The Hyades are also thought to have been the tutors of Dionysus, and as such
are equated with the Nysiads, the nymphs who are also believed to have cared for
Dionysus, Some sources relate that they were subject to aging, but Dionysus, to
express his gratitude for having raised him, asked Medea to restore their youth.
Rhode (Ρόδη) also known as Rhodos (Ρόδος) was the sea nymph or goddess
of the island of Rhodes.
Though she does not appear among the lists of nereids in Iliad or Bibliotheke,
such an ancient island nymph in other contexts might gain any of various Olympian
parentages: she was thought of as a daughter of Poseidon with any of several
primordial sea-goddesses — with whom she might be identified herself —
notably Halia or Amphitrite.
In Rhodes, to which she gave her name, she was the consort of Helios and a
co-protector of the island, which was the sole center of her cult. Her name was
applied to the rose, which appeared on Rhodian coinage.

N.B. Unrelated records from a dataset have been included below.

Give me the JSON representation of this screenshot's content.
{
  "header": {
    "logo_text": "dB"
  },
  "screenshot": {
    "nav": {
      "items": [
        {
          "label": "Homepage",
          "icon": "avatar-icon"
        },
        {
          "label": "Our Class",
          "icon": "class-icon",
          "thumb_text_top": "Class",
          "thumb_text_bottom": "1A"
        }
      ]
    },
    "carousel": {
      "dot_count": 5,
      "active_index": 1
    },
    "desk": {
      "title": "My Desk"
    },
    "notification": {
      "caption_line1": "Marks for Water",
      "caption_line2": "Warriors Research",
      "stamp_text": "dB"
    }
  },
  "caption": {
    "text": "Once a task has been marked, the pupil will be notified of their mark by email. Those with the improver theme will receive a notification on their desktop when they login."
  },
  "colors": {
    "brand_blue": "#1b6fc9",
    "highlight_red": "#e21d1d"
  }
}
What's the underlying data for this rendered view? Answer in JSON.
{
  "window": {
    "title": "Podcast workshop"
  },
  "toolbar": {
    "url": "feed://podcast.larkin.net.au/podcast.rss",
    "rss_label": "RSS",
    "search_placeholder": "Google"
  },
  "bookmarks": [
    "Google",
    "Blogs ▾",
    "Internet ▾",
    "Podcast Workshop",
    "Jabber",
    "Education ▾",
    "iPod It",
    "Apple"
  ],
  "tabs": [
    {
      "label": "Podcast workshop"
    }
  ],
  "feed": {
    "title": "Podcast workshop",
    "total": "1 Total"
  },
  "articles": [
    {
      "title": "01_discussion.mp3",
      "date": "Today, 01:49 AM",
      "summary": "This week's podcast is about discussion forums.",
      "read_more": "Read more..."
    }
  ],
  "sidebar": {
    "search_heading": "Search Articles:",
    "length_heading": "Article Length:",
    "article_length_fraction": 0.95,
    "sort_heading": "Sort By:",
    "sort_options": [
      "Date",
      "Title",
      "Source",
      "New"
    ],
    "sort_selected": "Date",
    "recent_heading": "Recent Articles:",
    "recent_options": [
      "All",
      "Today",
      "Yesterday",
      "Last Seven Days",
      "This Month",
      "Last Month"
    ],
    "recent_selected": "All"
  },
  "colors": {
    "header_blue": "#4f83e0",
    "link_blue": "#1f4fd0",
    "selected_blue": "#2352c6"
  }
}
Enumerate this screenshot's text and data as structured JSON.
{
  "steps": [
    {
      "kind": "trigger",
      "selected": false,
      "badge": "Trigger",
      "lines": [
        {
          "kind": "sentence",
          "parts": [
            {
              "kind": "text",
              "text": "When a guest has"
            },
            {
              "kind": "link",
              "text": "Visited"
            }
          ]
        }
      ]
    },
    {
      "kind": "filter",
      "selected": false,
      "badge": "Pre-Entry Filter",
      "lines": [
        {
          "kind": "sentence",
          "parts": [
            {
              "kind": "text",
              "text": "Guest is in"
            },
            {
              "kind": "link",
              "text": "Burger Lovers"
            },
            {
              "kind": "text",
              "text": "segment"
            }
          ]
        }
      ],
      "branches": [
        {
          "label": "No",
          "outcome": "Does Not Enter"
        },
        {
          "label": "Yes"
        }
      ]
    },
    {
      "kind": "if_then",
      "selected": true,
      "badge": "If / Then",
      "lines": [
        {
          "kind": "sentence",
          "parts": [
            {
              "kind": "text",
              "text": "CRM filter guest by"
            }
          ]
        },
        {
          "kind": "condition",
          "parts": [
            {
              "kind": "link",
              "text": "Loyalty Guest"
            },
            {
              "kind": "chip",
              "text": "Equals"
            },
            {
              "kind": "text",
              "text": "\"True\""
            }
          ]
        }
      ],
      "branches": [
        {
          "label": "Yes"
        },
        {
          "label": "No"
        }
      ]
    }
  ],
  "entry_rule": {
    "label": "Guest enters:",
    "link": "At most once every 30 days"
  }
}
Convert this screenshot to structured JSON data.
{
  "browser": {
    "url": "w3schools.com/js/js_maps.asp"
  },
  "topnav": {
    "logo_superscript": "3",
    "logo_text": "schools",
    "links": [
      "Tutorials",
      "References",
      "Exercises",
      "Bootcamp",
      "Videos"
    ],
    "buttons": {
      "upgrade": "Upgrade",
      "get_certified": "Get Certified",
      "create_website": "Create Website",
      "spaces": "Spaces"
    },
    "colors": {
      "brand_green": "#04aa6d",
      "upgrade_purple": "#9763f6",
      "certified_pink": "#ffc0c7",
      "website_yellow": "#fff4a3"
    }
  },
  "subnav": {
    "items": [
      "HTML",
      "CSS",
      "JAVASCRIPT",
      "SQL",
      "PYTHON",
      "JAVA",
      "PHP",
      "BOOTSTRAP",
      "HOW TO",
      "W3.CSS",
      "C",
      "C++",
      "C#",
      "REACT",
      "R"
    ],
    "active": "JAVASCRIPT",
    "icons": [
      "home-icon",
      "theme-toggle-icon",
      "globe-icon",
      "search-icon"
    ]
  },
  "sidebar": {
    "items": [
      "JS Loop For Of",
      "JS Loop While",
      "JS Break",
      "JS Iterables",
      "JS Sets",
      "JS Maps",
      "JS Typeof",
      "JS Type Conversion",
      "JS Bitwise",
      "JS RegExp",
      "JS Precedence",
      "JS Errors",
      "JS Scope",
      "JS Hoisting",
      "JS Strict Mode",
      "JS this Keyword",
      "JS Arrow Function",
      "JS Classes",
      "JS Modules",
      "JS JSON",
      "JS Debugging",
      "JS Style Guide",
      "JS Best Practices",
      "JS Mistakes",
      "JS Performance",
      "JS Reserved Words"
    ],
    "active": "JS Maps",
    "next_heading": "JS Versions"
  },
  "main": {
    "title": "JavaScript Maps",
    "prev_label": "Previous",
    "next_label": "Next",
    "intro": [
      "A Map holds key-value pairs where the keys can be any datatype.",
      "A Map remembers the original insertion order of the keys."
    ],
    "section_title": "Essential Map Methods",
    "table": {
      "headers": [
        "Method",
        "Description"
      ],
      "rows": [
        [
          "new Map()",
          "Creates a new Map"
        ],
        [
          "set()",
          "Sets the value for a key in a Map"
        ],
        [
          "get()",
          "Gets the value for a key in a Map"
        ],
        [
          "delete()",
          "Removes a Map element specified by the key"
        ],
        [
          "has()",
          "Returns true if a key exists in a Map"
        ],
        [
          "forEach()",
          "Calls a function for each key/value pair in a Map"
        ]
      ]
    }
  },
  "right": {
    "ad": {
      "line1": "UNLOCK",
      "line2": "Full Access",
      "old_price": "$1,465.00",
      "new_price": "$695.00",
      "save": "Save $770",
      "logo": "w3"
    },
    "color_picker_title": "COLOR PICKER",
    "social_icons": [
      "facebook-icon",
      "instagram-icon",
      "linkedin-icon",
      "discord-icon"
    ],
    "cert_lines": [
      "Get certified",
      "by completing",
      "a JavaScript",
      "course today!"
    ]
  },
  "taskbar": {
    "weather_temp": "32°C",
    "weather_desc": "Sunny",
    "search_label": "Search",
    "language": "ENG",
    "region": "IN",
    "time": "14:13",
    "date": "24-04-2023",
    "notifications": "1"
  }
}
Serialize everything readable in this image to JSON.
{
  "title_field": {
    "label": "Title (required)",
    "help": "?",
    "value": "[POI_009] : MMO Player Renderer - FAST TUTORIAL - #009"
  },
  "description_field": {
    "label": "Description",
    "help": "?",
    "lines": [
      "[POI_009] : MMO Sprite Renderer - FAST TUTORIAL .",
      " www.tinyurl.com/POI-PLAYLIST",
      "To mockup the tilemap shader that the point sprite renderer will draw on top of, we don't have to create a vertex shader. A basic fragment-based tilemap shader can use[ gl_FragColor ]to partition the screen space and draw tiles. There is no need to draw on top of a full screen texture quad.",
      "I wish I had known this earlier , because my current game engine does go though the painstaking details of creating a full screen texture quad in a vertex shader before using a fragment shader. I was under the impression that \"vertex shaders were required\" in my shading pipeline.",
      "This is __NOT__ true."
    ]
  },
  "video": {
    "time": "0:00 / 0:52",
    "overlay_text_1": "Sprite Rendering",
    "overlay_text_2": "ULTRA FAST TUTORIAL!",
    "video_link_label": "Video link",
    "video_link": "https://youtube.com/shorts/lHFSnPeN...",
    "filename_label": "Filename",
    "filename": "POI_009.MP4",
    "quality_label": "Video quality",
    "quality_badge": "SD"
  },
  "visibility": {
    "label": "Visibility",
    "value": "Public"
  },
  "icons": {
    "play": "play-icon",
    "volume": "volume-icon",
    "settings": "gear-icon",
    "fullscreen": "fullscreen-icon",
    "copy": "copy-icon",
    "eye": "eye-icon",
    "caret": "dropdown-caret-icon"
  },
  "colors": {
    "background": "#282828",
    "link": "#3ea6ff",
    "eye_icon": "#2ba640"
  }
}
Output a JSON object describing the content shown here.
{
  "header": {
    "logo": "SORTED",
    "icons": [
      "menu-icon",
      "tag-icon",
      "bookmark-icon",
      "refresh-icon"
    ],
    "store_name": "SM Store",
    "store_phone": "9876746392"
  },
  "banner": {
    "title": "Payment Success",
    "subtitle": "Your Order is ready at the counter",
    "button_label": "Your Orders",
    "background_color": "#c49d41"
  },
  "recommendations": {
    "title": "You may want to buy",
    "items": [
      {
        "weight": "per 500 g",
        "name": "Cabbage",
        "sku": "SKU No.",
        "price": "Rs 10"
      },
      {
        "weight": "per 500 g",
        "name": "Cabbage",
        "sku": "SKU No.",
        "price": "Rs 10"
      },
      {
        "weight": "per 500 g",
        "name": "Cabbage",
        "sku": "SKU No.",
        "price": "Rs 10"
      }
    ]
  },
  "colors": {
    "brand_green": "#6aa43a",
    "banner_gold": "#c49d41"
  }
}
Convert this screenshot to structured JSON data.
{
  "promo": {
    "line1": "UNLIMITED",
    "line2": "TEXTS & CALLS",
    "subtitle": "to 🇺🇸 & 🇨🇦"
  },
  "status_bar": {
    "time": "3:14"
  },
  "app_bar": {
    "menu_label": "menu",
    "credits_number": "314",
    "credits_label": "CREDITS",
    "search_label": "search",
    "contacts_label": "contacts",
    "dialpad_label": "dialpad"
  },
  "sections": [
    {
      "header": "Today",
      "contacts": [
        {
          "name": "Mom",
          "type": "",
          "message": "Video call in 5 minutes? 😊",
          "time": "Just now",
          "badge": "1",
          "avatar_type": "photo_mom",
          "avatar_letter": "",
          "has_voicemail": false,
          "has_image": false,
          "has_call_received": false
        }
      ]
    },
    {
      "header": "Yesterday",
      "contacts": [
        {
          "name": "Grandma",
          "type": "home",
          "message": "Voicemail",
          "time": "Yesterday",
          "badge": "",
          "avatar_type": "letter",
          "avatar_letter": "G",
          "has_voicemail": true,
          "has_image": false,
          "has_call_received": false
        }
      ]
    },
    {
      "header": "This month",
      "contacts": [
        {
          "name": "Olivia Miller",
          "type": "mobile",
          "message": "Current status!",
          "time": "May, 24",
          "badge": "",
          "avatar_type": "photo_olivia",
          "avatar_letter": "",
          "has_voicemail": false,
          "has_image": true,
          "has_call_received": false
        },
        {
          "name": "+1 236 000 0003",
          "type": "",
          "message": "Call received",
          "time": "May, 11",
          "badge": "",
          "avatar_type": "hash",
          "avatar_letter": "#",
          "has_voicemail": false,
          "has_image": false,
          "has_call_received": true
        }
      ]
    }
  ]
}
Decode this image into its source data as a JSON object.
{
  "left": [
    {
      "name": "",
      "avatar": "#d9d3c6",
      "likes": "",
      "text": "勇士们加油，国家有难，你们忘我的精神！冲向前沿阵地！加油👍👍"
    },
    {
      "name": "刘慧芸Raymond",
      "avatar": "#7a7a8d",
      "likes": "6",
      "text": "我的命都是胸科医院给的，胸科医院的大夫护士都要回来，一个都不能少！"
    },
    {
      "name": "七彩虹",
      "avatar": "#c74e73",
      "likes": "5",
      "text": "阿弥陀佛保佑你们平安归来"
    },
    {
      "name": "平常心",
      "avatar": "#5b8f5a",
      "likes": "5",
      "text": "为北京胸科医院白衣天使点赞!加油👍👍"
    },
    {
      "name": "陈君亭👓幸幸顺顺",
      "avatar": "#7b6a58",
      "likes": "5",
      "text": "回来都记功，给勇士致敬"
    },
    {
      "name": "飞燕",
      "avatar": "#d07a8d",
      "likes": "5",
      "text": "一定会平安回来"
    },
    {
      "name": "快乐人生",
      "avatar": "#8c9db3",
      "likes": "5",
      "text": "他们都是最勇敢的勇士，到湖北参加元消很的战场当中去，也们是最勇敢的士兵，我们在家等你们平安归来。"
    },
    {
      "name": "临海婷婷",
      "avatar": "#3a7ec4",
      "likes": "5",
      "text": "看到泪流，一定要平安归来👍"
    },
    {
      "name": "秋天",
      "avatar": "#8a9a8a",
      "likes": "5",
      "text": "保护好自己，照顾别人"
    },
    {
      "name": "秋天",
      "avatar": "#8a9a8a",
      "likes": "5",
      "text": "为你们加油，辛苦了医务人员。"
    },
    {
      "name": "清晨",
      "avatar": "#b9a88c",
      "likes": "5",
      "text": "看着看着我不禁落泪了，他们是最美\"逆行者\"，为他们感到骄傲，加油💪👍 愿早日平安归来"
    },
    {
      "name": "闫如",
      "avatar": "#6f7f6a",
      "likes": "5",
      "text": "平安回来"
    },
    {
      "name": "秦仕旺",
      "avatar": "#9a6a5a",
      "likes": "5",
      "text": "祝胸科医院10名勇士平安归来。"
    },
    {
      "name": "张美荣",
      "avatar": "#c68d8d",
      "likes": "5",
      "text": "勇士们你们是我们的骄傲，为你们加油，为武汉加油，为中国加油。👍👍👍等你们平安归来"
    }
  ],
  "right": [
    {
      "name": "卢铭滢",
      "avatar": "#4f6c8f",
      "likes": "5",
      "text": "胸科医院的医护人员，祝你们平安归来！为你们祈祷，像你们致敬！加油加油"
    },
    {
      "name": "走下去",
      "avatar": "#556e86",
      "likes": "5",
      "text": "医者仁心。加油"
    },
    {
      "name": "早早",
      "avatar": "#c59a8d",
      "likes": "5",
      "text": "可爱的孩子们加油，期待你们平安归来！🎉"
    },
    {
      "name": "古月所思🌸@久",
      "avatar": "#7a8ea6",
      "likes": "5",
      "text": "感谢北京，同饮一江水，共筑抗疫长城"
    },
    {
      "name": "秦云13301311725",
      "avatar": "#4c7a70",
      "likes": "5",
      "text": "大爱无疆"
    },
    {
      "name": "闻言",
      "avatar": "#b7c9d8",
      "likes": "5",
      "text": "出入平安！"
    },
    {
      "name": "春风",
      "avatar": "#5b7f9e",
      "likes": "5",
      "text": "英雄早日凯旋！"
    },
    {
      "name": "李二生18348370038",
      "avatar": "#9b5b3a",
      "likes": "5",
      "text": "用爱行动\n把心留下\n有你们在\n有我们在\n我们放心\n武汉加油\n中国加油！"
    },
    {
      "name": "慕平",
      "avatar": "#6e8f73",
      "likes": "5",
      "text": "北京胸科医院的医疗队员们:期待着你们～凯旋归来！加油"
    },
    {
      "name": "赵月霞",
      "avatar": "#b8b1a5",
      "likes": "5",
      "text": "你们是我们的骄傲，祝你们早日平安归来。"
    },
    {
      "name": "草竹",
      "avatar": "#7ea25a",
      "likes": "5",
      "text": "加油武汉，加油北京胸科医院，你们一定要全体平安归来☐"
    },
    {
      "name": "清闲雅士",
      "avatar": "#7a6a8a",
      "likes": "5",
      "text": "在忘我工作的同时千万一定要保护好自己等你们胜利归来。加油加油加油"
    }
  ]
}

The first inhabitants of Rhodes were identified by Hellenes as the Telchines.
Helios made the island rise from the sea and with Rhode, fathered seven sons there,
the Heliadae and one daughter, Electryone. Electryone died a virgin and the sons
became legendary astronomers and rulers of the island, accounting for the cities
among which it was divided. Rhode was worshipped on Rhodes in her own name, as
well as Halia, the embodiment of the "salt sea" or as the "white goddess", Leucothea.
Maleos or Maleotis (Μαλέος) was known originally as a sea demon whose
name was linked to Cape Malea. According to another tradition, Male stone or
Maleion cape was called an irrelevant with Malea hydrographic element, a reef
before the port of Phaistos, which was dedicated by Malleos to the god Poseidon for
not passing waves Phaistos
Palaemon (Παλαίμων), originally named Melicertes, was a minor, young sea
god, son of Ino (Leucothea). He was deified by the gods
when his mother threw herself from atop a cliff with
Palaemon in her arms, arguably to escape in sanity or to
escape Athanas, King of Thebes at the time, and his
father was driven to a murderous rage after Hera pushed
him to it.
DISCUSSION
Apart from Greek mythology where ancient Greeks worshiped the water as
deities and imagined the ocean like a huge river, which flows around the Earth, had
no sources or estuary and was the father of all the river gods, we find the importance
of the life-giving role of waters in the myths of many civilazations. Making a journey
through time and reaching prehistoric times, we find that the ancestral peoples of
humanity were fully aware of the importance of the life-giving role, but also the
terrible power of water. For this reason they venerated waters as deities, which while
seeking to placate. In the myths of all civilizations, water was an element of
inspiration and doctrine.
The major civilizations were born near the water. Particularly in the
Mediterranean, water played an important role in shaping cultures. On the
Mediterranean coast the most important civilizations appeared , the ancient Greeks,
Phoenicians, Egyptians, Arabs, Romans. In these cultures from antiquity until today
the water has a very great significance. The Egyptian civilization linked the life to the
river Nile, the civilization of Mesopotamia to Tigris and Euphrates, the Greek culture
with its rich coasts. The paths of rivers and seas supplied to human societies not only
water for crops and food, but also a safe and easy way for transportation, trade,
exchange of goods, but also the communication between people, peoples, cultures!
The importance they gave the water reflected in mythology, philosophy,
religion, the manners and customs of the peoples. Sometimes celebrated as a deity,
sometimes considered a source of life and energy that gives strength and good health.